The Ministry of Labor is proceeding with the submission of a new pension bill that includes nine crucial reforms, with the main focus being the abolition of personal difference in two phases. The bill is expected to be put to public consultation within November, bringing significant improvements for thousands of insured individuals and retirees.
Read: October 2025 pensions: Payment dates for all funds
Extension of fictional time to supplementary pensions
According to the newspaper “Apogevmatini” and Antonis Vasilopoulos, the first significant change in the new pension system concerns the extension of the 2011 Koutroumanis law. Now, the possibility of purchasing fictional years of insurance extends to supplementary pensions, not exclusively to main pensions. This regulation primarily targets freelancers and self-employed individuals who face difficulties in completing the minimum 15 years of insurance. According to estimates, approximately 25,000 to 35,000 new beneficiaries will gain access to supplementary pensions through the purchase. The measure aims to achieve balance between different categories of workers and address existing inequalities.
New methodology for calculating contributory pensions
From 2026, the readjustment of salaries for calculating contributory pensions will be based on the Wage Index instead of inflation. This change means that annual increases in average wages will be directly incorporated into the calculation base. Since the Wage Index usually exceeds inflation, future pensions will be increased in real terms. 2025 retirees based on 2024 data will benefit from higher contributory pensions, as the Wage Index amounts to 3.5% versus 2.9% in current pensions.
Revision of survivor pensions and harmonization of rules
The new pension bill reintroduces issues of cuts in private sector survivor pensions, depending on the survivor’s work activity after the first three years. The ministry is examining two alternative approaches to resolve the issue. The first option provides the survivor with the right to choose which pension will be cut after completing three years. The second focuses on cutting exclusively the national pension of 436.4 euros, keeping the contributory pension intact. At the same time, avoiding retroactive cuts that would impose on IKA insured individuals the return of 4,000 to 6,000 euros is being examined.

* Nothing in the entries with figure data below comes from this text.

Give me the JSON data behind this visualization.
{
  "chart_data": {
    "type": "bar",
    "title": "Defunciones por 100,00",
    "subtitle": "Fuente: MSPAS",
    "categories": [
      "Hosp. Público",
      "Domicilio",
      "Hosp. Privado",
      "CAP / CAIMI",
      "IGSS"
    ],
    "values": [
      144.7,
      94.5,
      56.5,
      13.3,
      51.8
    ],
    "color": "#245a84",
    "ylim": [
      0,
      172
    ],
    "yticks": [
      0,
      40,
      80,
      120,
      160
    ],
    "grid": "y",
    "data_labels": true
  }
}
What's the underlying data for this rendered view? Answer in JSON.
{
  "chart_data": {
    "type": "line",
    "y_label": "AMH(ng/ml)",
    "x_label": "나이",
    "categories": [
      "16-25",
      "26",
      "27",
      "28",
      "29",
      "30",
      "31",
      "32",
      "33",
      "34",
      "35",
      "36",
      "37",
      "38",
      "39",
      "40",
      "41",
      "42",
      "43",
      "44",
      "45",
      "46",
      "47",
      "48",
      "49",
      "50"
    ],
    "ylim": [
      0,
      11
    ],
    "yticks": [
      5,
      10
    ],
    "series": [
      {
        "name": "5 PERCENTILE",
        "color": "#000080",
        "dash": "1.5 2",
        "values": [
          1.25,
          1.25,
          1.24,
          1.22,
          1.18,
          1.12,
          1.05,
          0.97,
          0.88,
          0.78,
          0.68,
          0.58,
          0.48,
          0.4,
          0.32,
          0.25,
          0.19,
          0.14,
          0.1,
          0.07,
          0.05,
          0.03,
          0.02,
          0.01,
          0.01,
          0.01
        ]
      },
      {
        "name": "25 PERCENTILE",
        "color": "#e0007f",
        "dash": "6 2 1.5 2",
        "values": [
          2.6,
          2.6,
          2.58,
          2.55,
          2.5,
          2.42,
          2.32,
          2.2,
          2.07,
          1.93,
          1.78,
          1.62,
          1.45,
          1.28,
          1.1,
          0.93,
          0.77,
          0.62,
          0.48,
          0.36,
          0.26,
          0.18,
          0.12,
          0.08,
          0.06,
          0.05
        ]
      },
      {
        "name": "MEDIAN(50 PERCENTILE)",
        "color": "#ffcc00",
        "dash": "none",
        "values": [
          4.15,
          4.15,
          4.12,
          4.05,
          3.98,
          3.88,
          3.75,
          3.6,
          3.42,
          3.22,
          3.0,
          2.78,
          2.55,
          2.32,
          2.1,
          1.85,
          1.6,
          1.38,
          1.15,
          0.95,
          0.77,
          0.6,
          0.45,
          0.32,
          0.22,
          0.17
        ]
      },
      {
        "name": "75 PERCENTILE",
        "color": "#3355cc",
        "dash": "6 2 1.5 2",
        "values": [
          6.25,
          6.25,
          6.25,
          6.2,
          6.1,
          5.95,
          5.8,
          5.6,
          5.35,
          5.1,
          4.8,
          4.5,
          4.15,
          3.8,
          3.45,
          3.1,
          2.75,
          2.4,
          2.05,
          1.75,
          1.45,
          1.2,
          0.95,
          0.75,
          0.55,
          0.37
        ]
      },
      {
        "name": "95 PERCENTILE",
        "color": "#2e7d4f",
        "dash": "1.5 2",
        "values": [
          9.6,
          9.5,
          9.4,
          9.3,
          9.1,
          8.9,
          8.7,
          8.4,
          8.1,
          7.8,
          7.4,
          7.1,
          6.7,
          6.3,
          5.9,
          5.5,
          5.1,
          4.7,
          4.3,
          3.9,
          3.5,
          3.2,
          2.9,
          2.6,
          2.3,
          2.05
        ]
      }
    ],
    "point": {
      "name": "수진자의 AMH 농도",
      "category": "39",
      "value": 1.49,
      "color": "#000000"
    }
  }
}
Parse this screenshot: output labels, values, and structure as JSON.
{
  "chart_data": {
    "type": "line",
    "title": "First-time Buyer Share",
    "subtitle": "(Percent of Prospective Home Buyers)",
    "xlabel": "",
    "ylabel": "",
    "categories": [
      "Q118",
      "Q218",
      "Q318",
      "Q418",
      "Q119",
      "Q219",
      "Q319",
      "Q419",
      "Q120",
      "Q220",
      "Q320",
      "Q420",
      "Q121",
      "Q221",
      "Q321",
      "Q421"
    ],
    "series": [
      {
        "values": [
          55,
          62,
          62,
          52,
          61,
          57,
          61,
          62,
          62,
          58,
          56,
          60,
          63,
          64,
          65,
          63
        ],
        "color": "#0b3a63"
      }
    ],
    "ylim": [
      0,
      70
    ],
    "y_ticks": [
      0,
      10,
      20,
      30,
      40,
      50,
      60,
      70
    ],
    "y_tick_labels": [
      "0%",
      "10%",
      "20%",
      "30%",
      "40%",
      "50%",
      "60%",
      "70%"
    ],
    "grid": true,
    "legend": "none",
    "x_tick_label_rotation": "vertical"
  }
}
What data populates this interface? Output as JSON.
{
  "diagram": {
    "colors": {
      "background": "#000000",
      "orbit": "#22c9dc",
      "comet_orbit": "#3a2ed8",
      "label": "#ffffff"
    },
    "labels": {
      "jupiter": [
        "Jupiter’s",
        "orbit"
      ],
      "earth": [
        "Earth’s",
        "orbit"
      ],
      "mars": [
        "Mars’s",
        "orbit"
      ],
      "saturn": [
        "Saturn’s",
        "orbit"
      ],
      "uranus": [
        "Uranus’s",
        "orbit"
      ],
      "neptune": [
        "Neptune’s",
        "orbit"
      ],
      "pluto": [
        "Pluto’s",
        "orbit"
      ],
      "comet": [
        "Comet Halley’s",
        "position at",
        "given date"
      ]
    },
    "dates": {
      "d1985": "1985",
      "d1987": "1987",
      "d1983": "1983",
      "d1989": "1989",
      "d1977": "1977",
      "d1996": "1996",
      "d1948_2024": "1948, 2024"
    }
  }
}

Unified benefit regulation and digitization of payments
The new cash benefit regulation aims to unify the different regimes that apply per former fund. With its implementation from 2026, equalization of all benefits at the level of the former IKA is envisaged, including sickness, maternity, disability and work accident allowances. At the same time, the work stamp will operate with a maximum ceiling and mandatory electronic transaction through banking systems or the EFKA platform. This digitization enhances transparency in labor markets with undeclared hours and addresses tax evasion phenomena.
Improvements for mothers and professional funds
The bill provides for the consolidation of contributions for mothers with insurance in different funds during pregnancy. The days will be calculated collectively instead of individually in each organization, allowing fairer calculation of pregnancy and maternity allowances. At the same time, mechanisms are created to strengthen professional supplementary insurance funds through tax incentives. Income taxation is linked to participation duration, with a 7.5% tax for 5 to 10 years of participation and only 2.5% for participation over 20 years.
Abolition of personal difference in two phases
The gradual abolition of the personal difference constitutes the central announcement of the new pension system. From 2026, the 50% reduction will benefit 200,000 retirees with increases of 10 to 30 euros on pensions above 1,000 euros. Additionally, 450,000 beneficiaries will benefit from complete abolition in 2027.
The increases range from 12 euros for low pensions of 450 to 500 euros, reaching 55 euros for pensions that with personal difference amount to 2,200 euros. Average pensions between 1,300 and 1,700 euros will receive monthly increases from 32 to 42 euros.